Government should tell the truth

[clip]

Many of the Y2K Council's closed-door meetings have concerned how to convince the media not to trigger a Y2K panic, or whether federal agencies should warn their employees to prepare, as the CIA has.

[clip] Are we in danger of allow the tail of avoiding Y2K panic to wag the dog of prudent planning? A better policy would be for government to share information with the public more frankly -- as soon as possible. This will spread the impact of public reaction out over time. And it will prevent the public from becoming surprised and angry at government's failure to share these data.

-- WebRNot (webrnot@ncap13k.com), April 04, 1999

Answers

That would make sense wouldn't it? Being the die hard Dead Kennedys fan that I am, I have major concerns. I think that the powers that be either think this will be a small problem that can be used for political campaigns, or they have sinister plans.

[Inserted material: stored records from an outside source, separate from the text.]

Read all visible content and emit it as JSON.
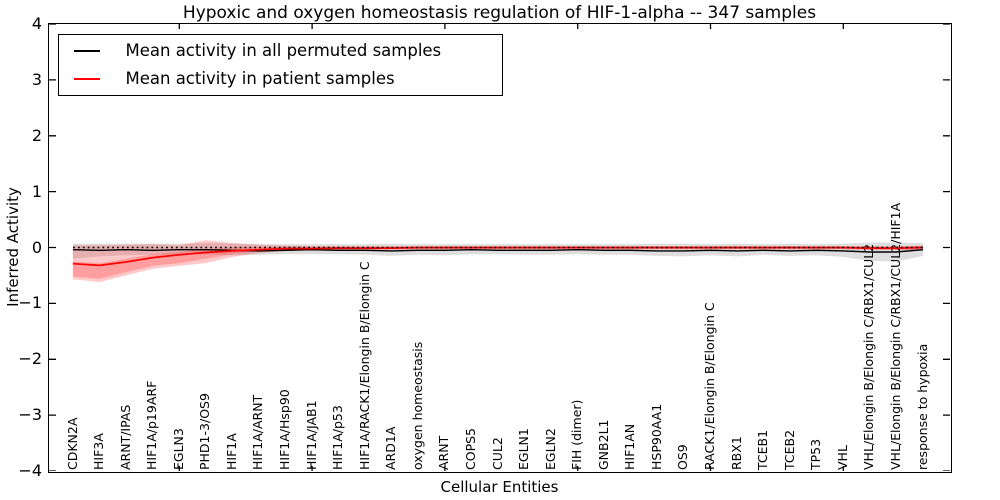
{
  "title": "Hypoxic and oxygen homeostasis regulation of HIF-1-alpha -- 347 samples",
  "axes": {
    "ylabel": "Inferred Activity",
    "xlabel": "Cellular Entities"
  },
  "legend": {
    "position": "upper left"
  },
  "chart_data": {
    "type": "line",
    "title": "Hypoxic and oxygen homeostasis regulation of HIF-1-alpha -- 347 samples",
    "xlabel": "Cellular Entities",
    "ylabel": "Inferred Activity",
    "ylim": [
      -4,
      4
    ],
    "yticks": [
      4,
      3,
      2,
      1,
      0,
      -1,
      -2,
      -3,
      -4
    ],
    "x_tick_indices": [
      4,
      9,
      14,
      19,
      24,
      29
    ],
    "grid": false,
    "zero_line": true,
    "legend_position": "upper left",
    "categories": [
      "CDKN2A",
      "HIF3A",
      "ARNT/IPAS",
      "HIF1A/p19ARF",
      "EGLN3",
      "PHD1-3/OS9",
      "HIF1A",
      "HIF1A/ARNT",
      "HIF1A/Hsp90",
      "HIF1A/JAB1",
      "HIF1A/p53",
      "HIF1A/RACK1/Elongin B/Elongin C",
      "ARD1A",
      "oxygen homeostasis",
      "ARNT",
      "COPS5",
      "CUL2",
      "EGLN1",
      "EGLN2",
      "FIH (dimer)",
      "GNB2L1",
      "HIF1AN",
      "HSP90AA1",
      "OS9",
      "RACK1/Elongin B/Elongin C",
      "RBX1",
      "TCEB1",
      "TCEB2",
      "TP53",
      "VHL",
      "VHL/Elongin B/Elongin C/RBX1/CUL2",
      "VHL/Elongin B/Elongin C/RBX1/CUL2/HIF1A",
      "response to hypoxia"
    ],
    "series": [
      {
        "name": "Mean activity in all permuted samples",
        "color": "#000000",
        "width": 1.4,
        "values": [
          -0.04,
          -0.05,
          -0.04,
          -0.05,
          -0.04,
          -0.04,
          -0.05,
          -0.06,
          -0.05,
          -0.04,
          -0.05,
          -0.05,
          -0.06,
          -0.05,
          -0.05,
          -0.04,
          -0.05,
          -0.05,
          -0.05,
          -0.04,
          -0.05,
          -0.05,
          -0.06,
          -0.06,
          -0.05,
          -0.06,
          -0.05,
          -0.06,
          -0.05,
          -0.06,
          -0.08,
          -0.08,
          -0.04
        ]
      },
      {
        "name": "Mean activity in patient samples",
        "color": "#ff0000",
        "width": 1.7,
        "values": [
          -0.29,
          -0.32,
          -0.26,
          -0.18,
          -0.13,
          -0.09,
          -0.06,
          -0.04,
          -0.02,
          -0.02,
          -0.01,
          -0.01,
          -0.01,
          0.0,
          0.0,
          0.0,
          0.0,
          0.0,
          0.0,
          0.0,
          0.0,
          0.0,
          0.0,
          0.0,
          0.0,
          0.0,
          0.0,
          0.0,
          0.0,
          0.0,
          -0.01,
          -0.01,
          0.0
        ]
      }
    ],
    "bands": [
      {
        "name": "permuted-samples-range",
        "color": "rgba(0,0,0,0.13)",
        "low": [
          -0.2,
          -0.16,
          -0.14,
          -0.13,
          -0.12,
          -0.12,
          -0.14,
          -0.13,
          -0.12,
          -0.12,
          -0.12,
          -0.13,
          -0.15,
          -0.13,
          -0.14,
          -0.12,
          -0.12,
          -0.13,
          -0.13,
          -0.12,
          -0.13,
          -0.13,
          -0.15,
          -0.16,
          -0.14,
          -0.16,
          -0.13,
          -0.15,
          -0.14,
          -0.17,
          -0.24,
          -0.25,
          -0.15
        ],
        "high": [
          0.07,
          0.07,
          0.07,
          0.07,
          0.07,
          0.08,
          0.07,
          0.06,
          0.06,
          0.06,
          0.06,
          0.06,
          0.07,
          0.06,
          0.06,
          0.06,
          0.06,
          0.06,
          0.06,
          0.06,
          0.06,
          0.06,
          0.07,
          0.07,
          0.06,
          0.07,
          0.06,
          0.07,
          0.06,
          0.07,
          0.09,
          0.09,
          0.08
        ]
      },
      {
        "name": "patient-samples-range-outer",
        "color": "rgba(255,0,0,0.21)",
        "low": [
          -0.57,
          -0.62,
          -0.5,
          -0.38,
          -0.33,
          -0.28,
          -0.17,
          -0.1,
          -0.06,
          -0.05,
          -0.04,
          -0.04,
          -0.04,
          -0.03,
          -0.03,
          -0.03,
          -0.03,
          -0.03,
          -0.03,
          -0.03,
          -0.03,
          -0.03,
          -0.03,
          -0.03,
          -0.03,
          -0.03,
          -0.03,
          -0.03,
          -0.03,
          -0.03,
          -0.04,
          -0.04,
          -0.05
        ],
        "high": [
          0.04,
          0.04,
          0.05,
          0.06,
          0.04,
          0.13,
          0.08,
          0.05,
          0.03,
          0.02,
          0.02,
          0.02,
          0.02,
          0.02,
          0.02,
          0.02,
          0.02,
          0.02,
          0.02,
          0.02,
          0.02,
          0.02,
          0.02,
          0.02,
          0.02,
          0.02,
          0.02,
          0.02,
          0.02,
          0.02,
          0.02,
          0.02,
          0.03
        ]
      },
      {
        "name": "patient-samples-range-inner",
        "color": "rgba(255,0,0,0.21)",
        "low": [
          -0.52,
          -0.56,
          -0.44,
          -0.33,
          -0.28,
          -0.2,
          -0.12,
          -0.07,
          -0.05,
          -0.04,
          -0.04,
          -0.03,
          -0.03,
          -0.03,
          -0.03,
          -0.03,
          -0.03,
          -0.03,
          -0.03,
          -0.03,
          -0.03,
          -0.03,
          -0.03,
          -0.03,
          -0.03,
          -0.03,
          -0.03,
          -0.03,
          -0.03,
          -0.03,
          -0.04,
          -0.04,
          -0.05
        ],
        "high": [
          -0.25,
          -0.28,
          -0.2,
          -0.12,
          -0.08,
          -0.03,
          0.0,
          0.01,
          0.02,
          0.02,
          0.02,
          0.02,
          0.02,
          0.02,
          0.02,
          0.02,
          0.02,
          0.02,
          0.02,
          0.02,
          0.02,
          0.02,
          0.02,
          0.02,
          0.02,
          0.02,
          0.02,
          0.02,
          0.02,
          0.02,
          0.02,
          0.02,
          0.03
        ]
      }
    ]
  }
}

I didn't like Reagan. I didn't like Bush. Clinton is a whole new ball game. He's a power hungry egomaniac. This country is ripe and ready to be plucked by a hand willing to destroy this democatic experiment. Arkansa Uber Alles...

-- d (d@dgi.old), April 04, 1999.


The ideal strategy would be to scare the people enought to keep the supply chain working at 99 per cent capacity but not enough so that they were attempting to buy twice the capacity. Warn them. Supplies get tight, it will not be so bad, people relax and buy less, inventory builds up, scare them some more etc. This may be occurring. The happy faced report assures most people. The get its read the audit report saying that the agency is not 91 % ready but is only 31 % ready. The get its buy supplies so at least some will be ready. The problem is how to fine tune this to maximize production of the scarce goods without causing a panic. It would be a shame to have shortages of long term storage items such as toilet paper that could be produced and distributed now and would be better to encourage people to buy and store these items. The government tolerates and perhaps encourages these divergent ideas to keep production near capacity etc. The interesting thing will be if the embedded systems problems cause the shutdown of automated food canning operations or breakdowns in the food distribution or retailing systems resulting in shortages of canned foods in early 2000. If that happens every can in the closet now for storage is one less that will be in a shortage category in 2000. Store what you can.